Wen Huajie, Zhao Jian, Xiang Shaohua, Lin Lin, Liu Chengjian, Wang Tao, An Lin, Liang Lixin, Huang Bingding
College of Big Data and Internet, Shenzhen Technology University, Shenzhen 518118, China; College of Applied Science, Shenzhen University, Shenzhen 518060, China.
College of Big Data and Internet, Shenzhen Technology University, Shenzhen 518118, China.
Comput Methods Programs Biomed. 2022 Jun;220:106832. doi: 10.1016/j.cmpb.2022.106832. Epub 2022 Apr 27.
A retina optical coherence tomography (OCT) image differs from a traditional image due to its significant speckle noise, irregularity, and inconspicuous features. A conventional deep learning architecture cannot effectively improve the classification accuracy, sensitivity, and specificity of OCT images, and noisy images are not conducive to further diagnosis. This paper proposes a novel lesion-localization convolution transformer (LLCT) method, which combines both convolution and self-attention to classify ophthalmic diseases more accurately and localize the lesions in retina OCT images.

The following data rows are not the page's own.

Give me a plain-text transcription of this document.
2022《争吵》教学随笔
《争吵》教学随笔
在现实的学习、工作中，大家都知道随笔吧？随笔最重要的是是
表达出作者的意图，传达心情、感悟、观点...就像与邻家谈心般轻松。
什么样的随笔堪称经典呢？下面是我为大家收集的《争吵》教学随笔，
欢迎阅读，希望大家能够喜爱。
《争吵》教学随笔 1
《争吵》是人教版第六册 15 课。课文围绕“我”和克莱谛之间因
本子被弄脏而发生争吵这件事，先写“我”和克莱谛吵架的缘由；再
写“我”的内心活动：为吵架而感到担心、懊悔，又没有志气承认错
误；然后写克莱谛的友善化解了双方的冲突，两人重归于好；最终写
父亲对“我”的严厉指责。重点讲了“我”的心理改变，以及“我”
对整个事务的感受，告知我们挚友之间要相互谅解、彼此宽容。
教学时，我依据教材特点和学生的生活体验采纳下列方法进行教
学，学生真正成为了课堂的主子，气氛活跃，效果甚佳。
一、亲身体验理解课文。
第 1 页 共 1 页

A novel architecture design is accomplished through applying customized feature maps generated by convolutional neutral network (CNN) as the input sequence of self-attention network. This design takes advantages of CNN's extracting image features and transformer's consideration of global context and dynamic attention. Part of the model is backward propagated to calculate the gradient as a weight parameter, which is multiplied and summed with the global features generated by the forward propagation process to locate the lesion.
Extensive experiments show that our proposed design achieves improvement of about 7.6% in overall accuracy, 10.9% in overall sensitivity, and 9.2% in overall specificity compared with previous methods. And the lesions can be localized without the labeling data of lesion location in OCT images.
The results prove that our method significantly improves the performance and reduces the computation complexity in artificial intelligence assisted analysis of ophthalmic disease through OCT images.
Our method has a significance boost in ophthalmic disease classification and location via convolution transformer. This is applicable to assist ophthalmologists greatly..
视网膜光学相干断层扫描(OCT)图像与传统图像不同,因为它存在明显的斑点噪声、不规则性和不明显的特征。传统的深度学习架构无法有效提高OCT图像的分类准确率、灵敏度和特异性,并且有噪声的图像不利于进一步诊断。本文提出了一种新颖的病变定位卷积变压器(LLCT)方法,该方法结合了卷积和自注意力,以更准确地对眼科疾病进行分类并在视网膜OCT图像中定位病变。
通过将卷积神经网络(CNN)生成的定制特征图作为自注意力网络的输入序列来完成新颖的架构设计。这种设计利用了CNN提取图像特征的能力以及变压器对全局上下文和动态注意力的考虑。模型的一部分进行反向传播以计算梯度作为权重参数,该参数与正向传播过程生成的全局特征相乘并求和以定位病变。
大量实验表明,与以前的方法相比,我们提出的设计在总体准确率上提高了约7.6%,在总体灵敏度上提高了10.9%,在总体特异性上提高了9.2%。并且无需OCT图像中病变位置的标记数据即可定位病变。
结果证明,我们的方法在通过OCT图像进行眼科疾病的人工智能辅助分析中显著提高了性能并降低了计算复杂度。
我们的方法通过卷积变压器在眼科疾病分类和定位方面具有显著提升。这对极大地协助眼科医生具有适用性。